我們想要繪製代理程式最終學習到的策略。為此，我們將：1. 從每個狀態的 Q 表格中提取最佳 Q 值，2. 取得這些 Q 值對應的最佳動作，3. 將每個動作映射到一個箭頭，以便我們可以將其視覺化。

def qtable_directions_map(qtable, map_size):
    """Get the best learned action & map it to arrows."""
    qtable_val_max = qtable.max(axis=1).reshape(map_size, map_size)
    qtable_best_action = np.argmax(qtable, axis=1).reshape(map_size, map_size)
    directions = {0: "←", 1: "↓", 2: "→", 3: "↑"}
    qtable_directions = np.empty(qtable_best_action.flatten().shape, dtype=str)
    eps = np.finfo(float).eps  # Minimum float number on the machine
    for idx, val in enumerate(qtable_best_action.flatten()):
        if qtable_val_max.flatten()[idx] > eps:
            # Assign an arrow only if a minimal Q-value has been learned as best action
            # otherwise since 0 is a direction, it also gets mapped on the tiles where
            # it didn't actually learn anything
            qtable_directions[idx] = directions[val]
    qtable_directions = qtable_directions.reshape(map_size, map_size)
    return qtable_val_max, qtable_directions

使用以下函數，我們將在左側繪製模擬的最後一幀。如果代理程式學習到解決任務的良好策略，我們期望在影片最後一幀的寶藏方塊上看到它。在右側，我們將繪製代理程式學習到的策略。每個箭頭將代表每個方塊/狀態要選擇的最佳動作。
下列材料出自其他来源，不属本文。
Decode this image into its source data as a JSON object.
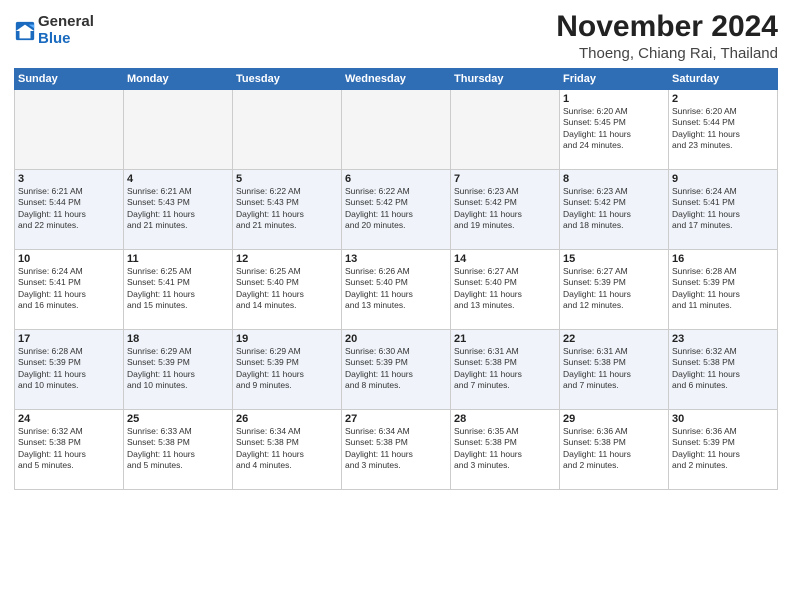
{
  "logo": {
    "general": "General",
    "blue": "Blue"
  },
  "title": "November 2024",
  "location": "Thoeng, Chiang Rai, Thailand",
  "days_of_week": [
    "Sunday",
    "Monday",
    "Tuesday",
    "Wednesday",
    "Thursday",
    "Friday",
    "Saturday"
  ],
  "weeks": [
    [
      {
        "day": "",
        "detail": ""
      },
      {
        "day": "",
        "detail": ""
      },
      {
        "day": "",
        "detail": ""
      },
      {
        "day": "",
        "detail": ""
      },
      {
        "day": "",
        "detail": ""
      },
      {
        "day": "1",
        "detail": "Sunrise: 6:20 AM\nSunset: 5:45 PM\nDaylight: 11 hours\nand 24 minutes."
      },
      {
        "day": "2",
        "detail": "Sunrise: 6:20 AM\nSunset: 5:44 PM\nDaylight: 11 hours\nand 23 minutes."
      }
    ],
    [
      {
        "day": "3",
        "detail": "Sunrise: 6:21 AM\nSunset: 5:44 PM\nDaylight: 11 hours\nand 22 minutes."
      },
      {
        "day": "4",
        "detail": "Sunrise: 6:21 AM\nSunset: 5:43 PM\nDaylight: 11 hours\nand 21 minutes."
      },
      {
        "day": "5",
        "detail": "Sunrise: 6:22 AM\nSunset: 5:43 PM\nDaylight: 11 hours\nand 21 minutes."
      },
      {
        "day": "6",
        "detail": "Sunrise: 6:22 AM\nSunset: 5:42 PM\nDaylight: 11 hours\nand 20 minutes."
      },
      {
        "day": "7",
        "detail": "Sunrise: 6:23 AM\nSunset: 5:42 PM\nDaylight: 11 hours\nand 19 minutes."
      },
      {
        "day": "8",
        "detail": "Sunrise: 6:23 AM\nSunset: 5:42 PM\nDaylight: 11 hours\nand 18 minutes."
      },
      {
        "day": "9",
        "detail": "Sunrise: 6:24 AM\nSunset: 5:41 PM\nDaylight: 11 hours\nand 17 minutes."
      }
    ],
    [
      {
        "day": "10",
        "detail": "Sunrise: 6:24 AM\nSunset: 5:41 PM\nDaylight: 11 hours\nand 16 minutes."
      },
      {
        "day": "11",
        "detail": "Sunrise: 6:25 AM\nSunset: 5:41 PM\nDaylight: 11 hours\nand 15 minutes."
      },
      {
        "day": "12",
        "detail": "Sunrise: 6:25 AM\nSunset: 5:40 PM\nDaylight: 11 hours\nand 14 minutes."
      },
      {
        "day": "13",
        "detail": "Sunrise: 6:26 AM\nSunset: 5:40 PM\nDaylight: 11 hours\nand 13 minutes."
      },
      {
        "day": "14",
        "detail": "Sunrise: 6:27 AM\nSunset: 5:40 PM\nDaylight: 11 hours\nand 13 minutes."
      },
      {
        "day": "15",
        "detail": "Sunrise: 6:27 AM\nSunset: 5:39 PM\nDaylight: 11 hours\nand 12 minutes."
      },
      {
        "day": "16",
        "detail": "Sunrise: 6:28 AM\nSunset: 5:39 PM\nDaylight: 11 hours\nand 11 minutes."
      }
    ],
    [
      {
        "day": "17",
        "detail": "Sunrise: 6:28 AM\nSunset: 5:39 PM\nDaylight: 11 hours\nand 10 minutes."
      },
      {
        "day": "18",
        "detail": "Sunrise: 6:29 AM\nSunset: 5:39 PM\nDaylight: 11 hours\nand 10 minutes."
      },
      {
        "day": "19",
        "detail": "Sunrise: 6:29 AM\nSunset: 5:39 PM\nDaylight: 11 hours\nand 9 minutes."
      },
      {
        "day": "20",
        "detail": "Sunrise: 6:30 AM\nSunset: 5:39 PM\nDaylight: 11 hours\nand 8 minutes."
      },
      {
        "day": "21",
        "detail": "Sunrise: 6:31 AM\nSunset: 5:38 PM\nDaylight: 11 hours\nand 7 minutes."
      },
      {
        "day": "22",
        "detail": "Sunrise: 6:31 AM\nSunset: 5:38 PM\nDaylight: 11 hours\nand 7 minutes."
      },
      {
        "day": "23",
        "detail": "Sunrise: 6:32 AM\nSunset: 5:38 PM\nDaylight: 11 hours\nand 6 minutes."
      }
    ],
    [
      {
        "day": "24",
        "detail": "Sunrise: 6:32 AM\nSunset: 5:38 PM\nDaylight: 11 hours\nand 5 minutes."
      },
      {
        "day": "25",
        "detail": "Sunrise: 6:33 AM\nSunset: 5:38 PM\nDaylight: 11 hours\nand 5 minutes."
      },
      {
        "day": "26",
        "detail": "Sunrise: 6:34 AM\nSunset: 5:38 PM\nDaylight: 11 hours\nand 4 minutes."
      },
      {
        "day": "27",
        "detail": "Sunrise: 6:34 AM\nSunset: 5:38 PM\nDaylight: 11 hours\nand 3 minutes."
      },
      {
        "day": "28",
        "detail": "Sunrise: 6:35 AM\nSunset: 5:38 PM\nDaylight: 11 hours\nand 3 minutes."
      },
      {
        "day": "29",
        "detail": "Sunrise: 6:36 AM\nSunset: 5:38 PM\nDaylight: 11 hours\nand 2 minutes."
      },
      {
        "day": "30",
        "detail": "Sunrise: 6:36 AM\nSunset: 5:39 PM\nDaylight: 11 hours\nand 2 minutes."
      }
    ]
  ]
}
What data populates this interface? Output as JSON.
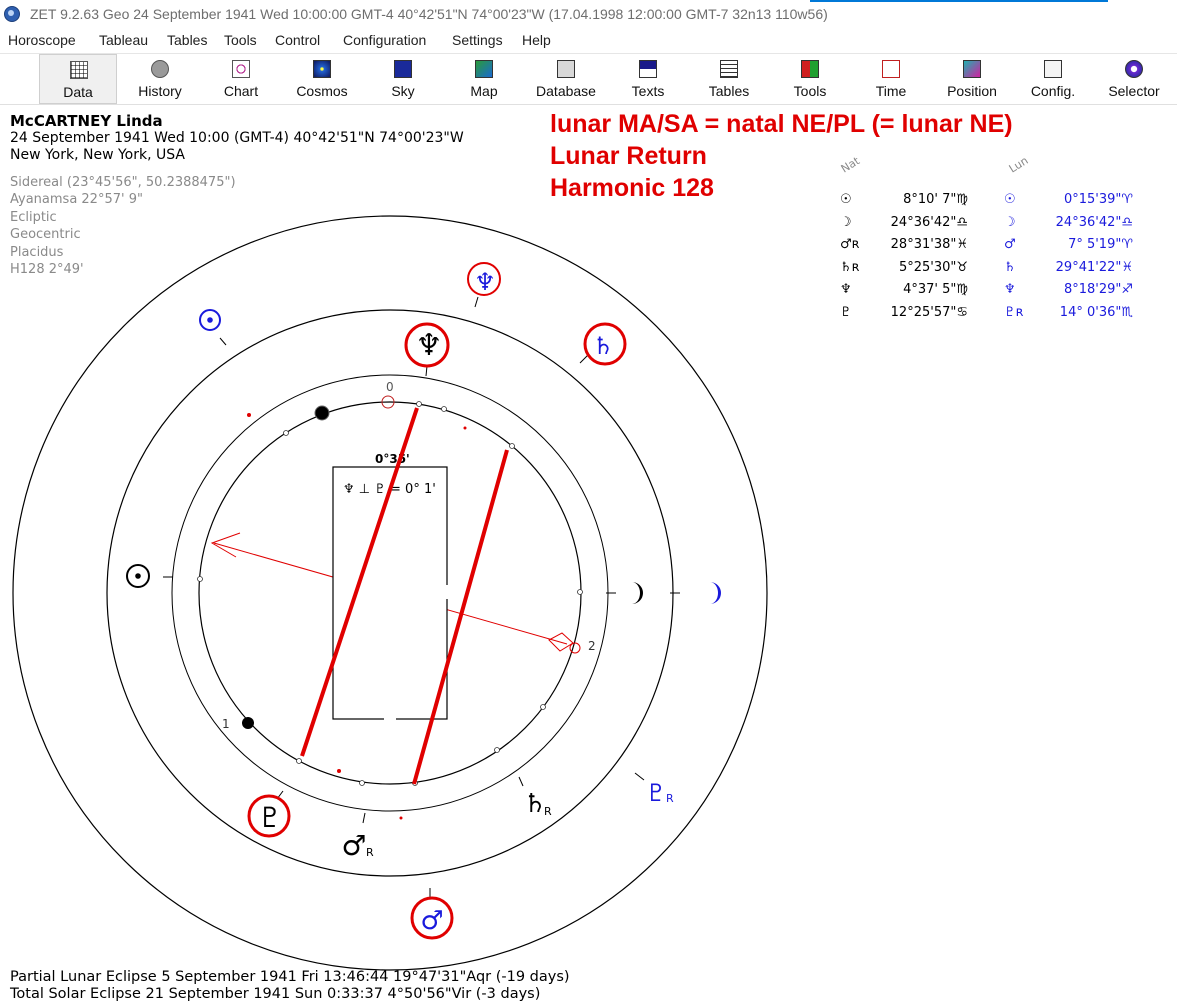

def plot_q_values_map(qtable, env, map_size):
    """Plot the last frame of the simulation and the policy learned."""
    qtable_val_max, qtable_directions = qtable_directions_map(qtable, map_size)

    # Plot the last frame
    fig, ax = plt.subplots(nrows=1, ncols=2, figsize=(15, 5))
    ax[0].imshow(env.render())
    ax[0].axis("off")
    ax[0].set_title("Last frame")

    # Plot the policy
    sns.heatmap(
        qtable_val_max,
        annot=qtable_directions,
        fmt="",
        ax=ax[1],
        cmap=sns.color_palette("Blues", as_cmap=True),
        linewidths=0.7,
        linecolor="black",
        xticklabels=[],
        yticklabels=[],
        annot_kws={"fontsize": "xx-large"},
    ).set(title="Learned Q-values\nArrows represent best action")
    for _, spine in ax[1].spines.items():
        spine.set_visible(True)
        spine.set_linewidth(0.7)
        spine.set_color("black")
    img_title = f"frozenlake_q_values_{map_size}x{map_size}.png"
    fig.savefig(params.savefig_folder / img_title, bbox_inches="tight")
    plt.show()

作為健全性檢查，我們將使用以下函數繪製狀態和動作的分佈

def plot_states_actions_distribution(states, actions, map_size):
    """Plot the distributions of states and actions."""
    labels = {"LEFT": 0, "DOWN": 1, "RIGHT": 2, "UP": 3}

    fig, ax = plt.subplots(nrows=1, ncols=2, figsize=(15, 5))
    sns.histplot(data=states, ax=ax[0], kde=True)
    ax[0].set_title("States")
    sns.histplot(data=actions, ax=ax[1])
    ax[1].set_xticks(list(labels.values()), labels=labels.keys())
    ax[1].set_title("Actions")
    fig.tight_layout()
    img_title = f"frozenlake_states_actions_distrib_{map_size}x{map_size}.png"
    fig.savefig(params.savefig_folder / img_title, bbox_inches="tight")
    plt.show()

現在我們將在幾個增加的地圖尺寸上執行我們的代理程式：- \(4 \times 4\), - \(7 \times 7\), - \(9 \times 9\), - \(11 \times 11\)。

整合在一起

map_sizes = [4, 7, 9, 11]
res_all = pd.DataFrame()
st_all = pd.DataFrame()

for map_size in map_sizes:
    env = gym.make(
        "FrozenLake-v1",
        is_slippery=params.is_slippery,
        render_mode="rgb_array",
        desc=generate_random_map(
            size=map_size, p=params.proba_frozen, seed=params.seed
        ),
    )

    params = params._replace(action_size=env.action_space.n)
    params = params._replace(state_size=env.observation_space.n)
    env.action_space.seed(
        params.seed
    )  # Set the seed to get reproducible results when sampling the action space
    learner = Qlearning(
        learning_rate=params.learning_rate,
        gamma=params.gamma,
        state_size=params.state_size,
        action_size=params.action_size,
    )
    explorer = EpsilonGreedy(
        epsilon=params.epsilon,
    )

    print(f"Map size: {map_size}x{map_size}")
    rewards, steps, episodes, qtables, all_states, all_actions = run_env()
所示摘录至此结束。